Oft wird einem das Fehlen von Alltäglichem erst bewusst, wenn es längst Geschichte ist. So geschehen etwa bei Videokassetten, Telefonzellen oder der Milka-Schokolade mit Kaffeegeschmack. Was hingegen keinem Österreicher verborgen bleibt, ist das Wirtshaussterben im ganzen Land. Es gibt hierzulande kaum einen Ort, in dem in den letzten Jahren nicht ein oder mehrere Gasthäuser zugesperrt haben. "Seit Ende der 1970er-Jahre sank die Zahl von ungefähr 16.000 auf heute 8500 bis 9000", sagt Klaus Dutzler, der zusammen mit Alexandra Augustin die neue "Schauplatz"-Folge "Sperrstunde" über die Auswirkungen des Wirtshaussterbens gestaltet hat (Donnerstag, ORF 2, 21.05 Uhr).

Unterwegs war das ORF-Duo dafür in Niederösterreich, Oberösterreich und der Steiermark. "Derzeit kommt eine Generation von Gastronomen in Pensionsnähe und sie findet keine Nachfolger – unter anderem wegen der notwendigen Investitionen. Also verkauft man das Gebäude oder Grundstück", sagt Dutzler. Sein Einblick geht über die die "journalistische Binnensicht" hinaus. Dutzler hilft in seiner Freizeit oft im Gasthaus seiner Frau in Rossleithen am Gleinkersee in Oberösterreich, außerdem absolvierte er eine Tourismusausbildung in Bad Ischl.

Es war einmal ein Kommunikationsraum
Es war einmal ein Kommunikationsraum © ORF

Die bürokratischen Hürden wie etwa bauliche Maßnahmen zum Schutz der Nichtraucher, die Allergenverordnung oder die Einführung der Registrierkasse sind laut Dutzler kaum einmal Auslöser dafür alles hinzuwerfen. Aber häufig der "letzte Anlass", quasi jener Tropfen, der das Fass übergehen lässt. Das Grundproblem sei viel mehr, dass es "in einer unattraktiven Branche, in der man arbeitet wenn alle anderen frei haben, nicht mehr möglich ist, soviel Gewinn zu machen, der diesen Aufwand lohnt. Ein heute 30-Jähriger, der ganz anders sozialisiert ist als ein heute 60-Jähriger, zeigt keine Bereitschaft 100 Stunden pro Woche zu arbeiten", sagt Dutzler.
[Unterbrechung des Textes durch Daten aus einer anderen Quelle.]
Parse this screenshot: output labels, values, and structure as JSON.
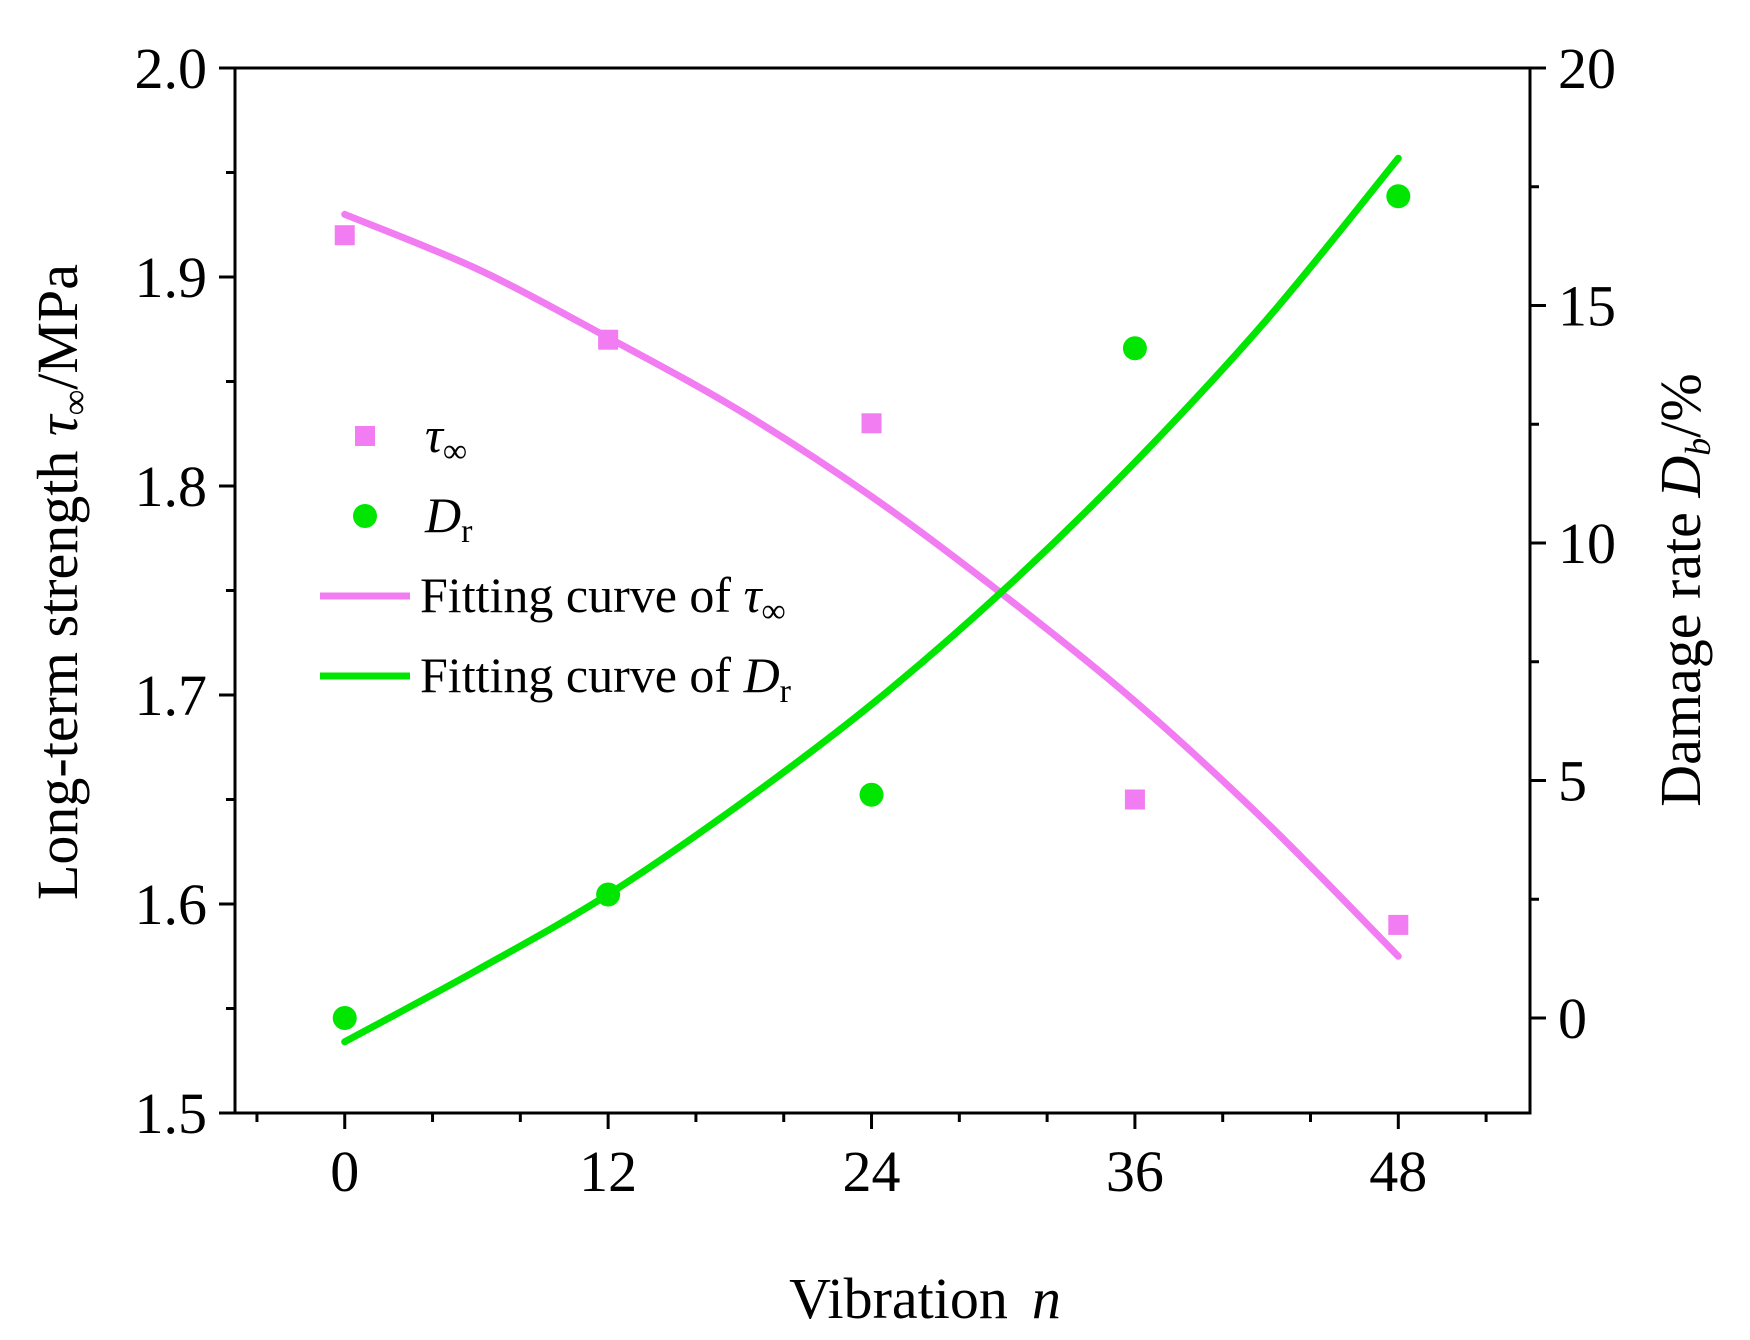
{
  "chart_data": {
    "type": "scatter",
    "x_axis": {
      "label": "Vibration",
      "label_italic_symbol": "n",
      "range": [
        -5,
        54
      ],
      "ticks": [
        0,
        12,
        24,
        36,
        48
      ],
      "tick_labels": [
        "0",
        "12",
        "24",
        "36",
        "48"
      ]
    },
    "y_left": {
      "label": "Long-term strength",
      "symbol": "τ",
      "symbol_sub": "∞",
      "unit": "/MPa",
      "range": [
        1.5,
        2.0
      ],
      "ticks": [
        1.5,
        1.6,
        1.7,
        1.8,
        1.9,
        2.0
      ],
      "tick_labels": [
        "1.5",
        "1.6",
        "1.7",
        "1.8",
        "1.9",
        "2.0"
      ]
    },
    "y_right": {
      "label": "Damage rate",
      "symbol": "D",
      "symbol_sub": "b",
      "unit": "/%",
      "range": [
        -2,
        20
      ],
      "ticks": [
        0,
        5,
        10,
        15,
        20
      ],
      "tick_labels": [
        "0",
        "5",
        "10",
        "15",
        "20"
      ]
    },
    "series": [
      {
        "name": "τ∞",
        "kind": "scatter",
        "marker": "square",
        "axis": "left",
        "color": "#f27cf2",
        "x": [
          0,
          12,
          24,
          36,
          48
        ],
        "y": [
          1.92,
          1.87,
          1.83,
          1.65,
          1.59
        ]
      },
      {
        "name": "Dr",
        "kind": "scatter",
        "marker": "circle",
        "axis": "right",
        "color": "#00e600",
        "x": [
          0,
          12,
          24,
          36,
          48
        ],
        "y": [
          0.0,
          2.6,
          4.7,
          14.1,
          17.3
        ]
      },
      {
        "name": "Fitting curve of τ∞",
        "kind": "line",
        "axis": "left",
        "color": "#f27cf2",
        "x": [
          0,
          6,
          12,
          18,
          24,
          30,
          36,
          42,
          48
        ],
        "y": [
          1.93,
          1.904,
          1.871,
          1.836,
          1.795,
          1.748,
          1.697,
          1.639,
          1.575
        ]
      },
      {
        "name": "Fitting curve of Dr",
        "kind": "line",
        "axis": "right",
        "color": "#00e600",
        "x": [
          0,
          6,
          12,
          18,
          24,
          30,
          36,
          42,
          48
        ],
        "y": [
          -0.5,
          1.0,
          2.6,
          4.5,
          6.6,
          9.0,
          11.7,
          14.7,
          18.1
        ]
      }
    ],
    "legend": {
      "position": "center-left",
      "entries": [
        {
          "marker": "square",
          "color": "#f27cf2",
          "text": "",
          "sym": "τ",
          "sub": "∞"
        },
        {
          "marker": "circle",
          "color": "#00e600",
          "text": "",
          "sym": "D",
          "sub": "r"
        },
        {
          "marker": "line",
          "color": "#f27cf2",
          "text": "Fitting curve of ",
          "sym": "τ",
          "sub": "∞"
        },
        {
          "marker": "line",
          "color": "#00e600",
          "text": "Fitting curve of ",
          "sym": "D",
          "sub": "r"
        }
      ]
    }
  }
}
Um die 9000 Gasthäuser gibt es in Österreich noch
Um die 9000 Gasthäuser gibt es in Österreich noch © ORF

Konsequenz: "Im Norden Niederösterreichs sowie vielen Teilen der Steiermark und Oberösterreich gibt es Ortschaften und Landstriche wo es kein Wirtshaus mehr gibt", stellte der Journalist bei seiner Recherche fest und natürlich nicht nur dort. Der Verlust des letzten gemeinsamen Kommunikationsraumes – dem "analogen Internet" - beschleunigt die Flucht in die Städte. Denn Bäcker und Fleischer sind ohnedies auch längst geschlossen. Dutzler und Augustin haben aber auch Menschen getroffen, die mit besonderen Ideen ein altes Gasthaus wieder zum Leben erweckt haben: "So hat im steirischen Gaisthal im Bezirk Voitsberg die Gemeinde das Wirtshaus gekauft und ein Verein adaptiert es derzeit so, dass es bald wieder aufsperren kann."

Eines möchte Dutzler auch festhalten: "Es ist nicht so, dass alle Wirte an der Situation ganz schuldlos sind. Manche haben den Anschluss an das Heute verpasst und dann kann ich nicht jammern, dass die Politik an allem Schuld ist." Stammen etwa WC-Anlagen, Inventar und die Speisekarte aus dem Jahr der Eröffnung in den 1980er-Jahren, ist es wenig verwunderlich, dass die Gäste irgendwann lieber zuhause bleiben oder in das nächstbeste Wirtshaus wechseln.